It’s been a while. I’m a few months older and a couple dollars closer to my goals. I’ve done a lot more buying and selling this year, simply because I can, but I haven’t been the most diligent with documenting my journey. Here’s my brief effort to catch up.
After March, I was free to participate in my old stock market activities, but it’s taken a while to get back into the swing of things. I’m slowly learning how to reorganize my life now that it includes a different set of priorities. At the top of my list are God, my husband, and my career, in that order. Then there’s Diaper Duty, Inc, researching new technology for my day job, and analyzing stocks to buy. Then there’s the issue of trying to find time to work out. People keep saying I should work out in the morning just to ensure I do it, but I wake up anytime between 2:30 and 5:30 on a regular basis just to get to work. I wanted to do lunch workouts, but there are days I don’t get a real lunch because someone always has an issue that HAS to get fixed at THAT exact moment. Clearly finding time for a quick, fun workout is a challenge and I feel some kind of way about it…but this blog is about investing. If you’re reading this, you’re probably more interested in that anyway.
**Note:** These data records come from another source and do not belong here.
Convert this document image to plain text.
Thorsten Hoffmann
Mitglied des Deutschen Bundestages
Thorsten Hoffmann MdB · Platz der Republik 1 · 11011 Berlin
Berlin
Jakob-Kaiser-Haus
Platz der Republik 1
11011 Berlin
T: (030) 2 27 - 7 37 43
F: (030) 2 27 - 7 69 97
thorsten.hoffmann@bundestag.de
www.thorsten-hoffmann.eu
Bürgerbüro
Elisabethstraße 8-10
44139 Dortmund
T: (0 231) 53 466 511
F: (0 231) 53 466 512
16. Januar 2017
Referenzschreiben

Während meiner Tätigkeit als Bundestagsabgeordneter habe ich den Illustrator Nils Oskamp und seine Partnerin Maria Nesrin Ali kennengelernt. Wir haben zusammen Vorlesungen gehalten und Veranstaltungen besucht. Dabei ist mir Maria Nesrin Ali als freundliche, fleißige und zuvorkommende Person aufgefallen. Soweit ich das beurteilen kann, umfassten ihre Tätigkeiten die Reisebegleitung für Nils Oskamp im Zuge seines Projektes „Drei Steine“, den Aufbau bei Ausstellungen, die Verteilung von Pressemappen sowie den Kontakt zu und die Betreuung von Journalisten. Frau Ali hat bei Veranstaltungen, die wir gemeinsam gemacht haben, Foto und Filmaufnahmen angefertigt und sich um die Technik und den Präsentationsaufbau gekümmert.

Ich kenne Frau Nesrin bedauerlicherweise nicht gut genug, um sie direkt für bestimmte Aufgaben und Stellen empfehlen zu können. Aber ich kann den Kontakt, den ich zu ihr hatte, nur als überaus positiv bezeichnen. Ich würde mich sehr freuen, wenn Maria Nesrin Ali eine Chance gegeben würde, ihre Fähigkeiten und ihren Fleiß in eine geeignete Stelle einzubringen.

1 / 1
As far as investing is concerned, I’ve probably incorporated more speculative stocks in my portfolio in 2018 than ever before. And by speculative stocks, I mean stocks that don’t have at least 3-5 years of history to draw on to reference. I chose more speculative stocks because I’m looking for something to drive growth as Amazon and Apple start to look more like value plays in my portfolio. Those two companies are teetering the line of being trillion dollar empires (Apple had crossed the threshold in Q3, but has since fallen) and have become staples in many folks portfolios. Since the demand for those stocks may be leveling off, I think the prices may level off as well unless they come out the woodworks with groundbreaking tech. I still believe companies in the tech space are still great opportunities, so I’ve picked up companies like Adobe (The Photoshop company), Okta (Cloud-based identity management company) and Roku (Streaming Service).
And lastly, as this is an election year, this election season was bound to throw some blows on the stock market. With the Federal Reserve intending to increase interest rates in December, a new party in charge of The House of Representatives, and uncertain tariff and trade talks between the US and other allies in the world, there’s a lot that’s causing so much turmoil in the market today. October saw some horrendous numbers with the drop of the S&P, Dow, and many global exchanges. October wiped out significant gains in many well-diversified portfolios and November has been a bumpy and rough uphill battle to recover.
So with the holiday season upon us, I have a lot to hope for. One of those things is recovering my returns. Another thing is to be more consistent here and to workout more. Pray for me ya’ll. I definitely need it.